Oleh : Muhtar Said
Banyaknya iklan atau sepanduk yang bertuliskan “masa depan anak lebih penting”. Sehingga mereka menawarkan jasa perkreditan bagi orang tua yang ingin anaknya bisa melanjutkan ke jenjang pendidikan yang lebih tinggi lagi. Ironisnya demi pendidikan anaknya, para orang tua rela berhutang kepada Bank atau bahkan Rentainir. pertanyaannya apa yang ada dibenak pikiran mereka tentang pentingnya pendidikan?.
Melalui pendidikan masyarakat akan bisa meningkatkan Sumber Daya Manusianya, sehingga bisa melahirkan ide-ide brilian yang nantinya berguna bagi keluarga serta nusa dan bangsa. Tetapi ini belum bisa terlaksana karena terhalang oleh mahalnya pendidikan yang diterapkan oleh institusi yang terkait, dengan berdalih demi meningkatkan kualitas pendidikan.
Saya Sangat setuju, jika Perguruan Tinggi memasang tarif mahal dengan bertujuan untuk meningkatkan fasilitas, yang kemudian bisa berguna bagi mahasiswa itu sendiri. Tapi kita harus melihat realitas bahwa keadaan masyarakat belum sepenuhnya bisa menerima kebijakan tersebut, karena untuk makan sehari-hari mereka-pun masih kesulitan.
Jika kebijakan ini dipaksakan seharusnya juga dipikirkan solusinya. Solusi untuk mengatasi permasalahan ini adalah subsidi silang, yaitu orang yang di anggap kaya diharuskan untuk membantu orang yang dibawah garis kemiskinan, biar bisa sama-sama menikmati fasilitas dari pendidikan yang memadahi. Sebenarnya Subsidi silang sudah dari dahulu didengungkan dan sudah dilaksanakan diberbagai institusi perguruan tinggi, akan tetapi belum sesuai dengan harapan. Karena tidak adanya laporan pertanggung jawaban yang jelas dari institusi perguruan tinggi, terkait tentang subsidi silang tersebut.

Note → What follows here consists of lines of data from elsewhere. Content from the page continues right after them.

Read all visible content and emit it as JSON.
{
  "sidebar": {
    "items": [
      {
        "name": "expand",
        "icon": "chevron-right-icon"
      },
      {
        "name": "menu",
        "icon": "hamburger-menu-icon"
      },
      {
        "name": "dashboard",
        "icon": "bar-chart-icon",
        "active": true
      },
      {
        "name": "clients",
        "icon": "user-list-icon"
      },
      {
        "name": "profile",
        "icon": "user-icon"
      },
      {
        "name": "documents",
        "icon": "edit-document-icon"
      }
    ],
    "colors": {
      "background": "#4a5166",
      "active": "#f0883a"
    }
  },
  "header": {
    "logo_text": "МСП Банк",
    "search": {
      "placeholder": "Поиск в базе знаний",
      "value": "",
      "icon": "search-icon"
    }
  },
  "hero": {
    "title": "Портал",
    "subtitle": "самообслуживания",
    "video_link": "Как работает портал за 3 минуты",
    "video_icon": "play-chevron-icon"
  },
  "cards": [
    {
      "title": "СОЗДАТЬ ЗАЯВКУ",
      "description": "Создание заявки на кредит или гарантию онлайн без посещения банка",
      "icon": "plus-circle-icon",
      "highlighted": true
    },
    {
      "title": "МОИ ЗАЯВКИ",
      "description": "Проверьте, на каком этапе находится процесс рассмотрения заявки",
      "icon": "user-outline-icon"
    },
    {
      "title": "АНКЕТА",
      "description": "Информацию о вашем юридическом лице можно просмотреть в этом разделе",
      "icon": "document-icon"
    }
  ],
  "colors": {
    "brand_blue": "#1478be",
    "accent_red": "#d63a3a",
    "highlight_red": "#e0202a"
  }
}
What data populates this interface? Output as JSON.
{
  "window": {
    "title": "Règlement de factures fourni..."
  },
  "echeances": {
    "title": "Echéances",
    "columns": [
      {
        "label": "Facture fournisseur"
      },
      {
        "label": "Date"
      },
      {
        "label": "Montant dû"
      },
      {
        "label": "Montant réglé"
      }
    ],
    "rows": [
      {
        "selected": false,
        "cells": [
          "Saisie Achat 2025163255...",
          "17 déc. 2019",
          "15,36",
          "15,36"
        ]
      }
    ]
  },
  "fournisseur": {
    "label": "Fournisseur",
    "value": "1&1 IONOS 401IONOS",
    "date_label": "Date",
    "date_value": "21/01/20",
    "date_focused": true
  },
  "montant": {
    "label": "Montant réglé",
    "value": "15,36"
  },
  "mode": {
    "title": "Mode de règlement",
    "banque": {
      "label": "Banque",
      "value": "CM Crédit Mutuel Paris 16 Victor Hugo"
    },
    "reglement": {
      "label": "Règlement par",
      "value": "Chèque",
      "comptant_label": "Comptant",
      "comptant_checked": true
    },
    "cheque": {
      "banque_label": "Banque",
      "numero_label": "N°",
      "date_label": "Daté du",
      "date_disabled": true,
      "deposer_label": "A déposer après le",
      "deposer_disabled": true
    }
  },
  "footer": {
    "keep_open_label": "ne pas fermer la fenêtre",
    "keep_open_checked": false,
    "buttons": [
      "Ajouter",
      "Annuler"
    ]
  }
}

Seharusnya Perguruan tinggi yang menerapkan subsidi silang membuat rincian dananya sedimikian rupa, sehingga orang yang memberikan subsidi bagi orang miskin bisa melihat secara detail kepada siapa saja harta yang mereka keluarkan saat itu. Jika ini diterapkan saya yakin akan bermunculan dermawan-dermawan baru, karena mereka akan semakin terpacu untuk menyumbangkan sebagian hartanya, demi kemajuan bersama. Karena mereka berfikir harta yang dikeluarkannya tidak sia-sia.
5 komentar:
mungkin Mr. aliformen benar,
ada kerancuan pemahaman ketika berkata "apa itu policy (kebijakan?"
Fah: "mungkin Mr. aliformen benar,
ada kerancuan pemahaman ketika berkata "apa itu policy(kebijakan?"
Kami di http://ekonomiorangwarasdaninvestasi.blogspot.com/
menyebut policy dengan kata ketidak-bijaksanaan, karena policy pemerintah sering bersifat sok tahu. Mereka seakan tahu apa yang kita inginkan dan solusinya.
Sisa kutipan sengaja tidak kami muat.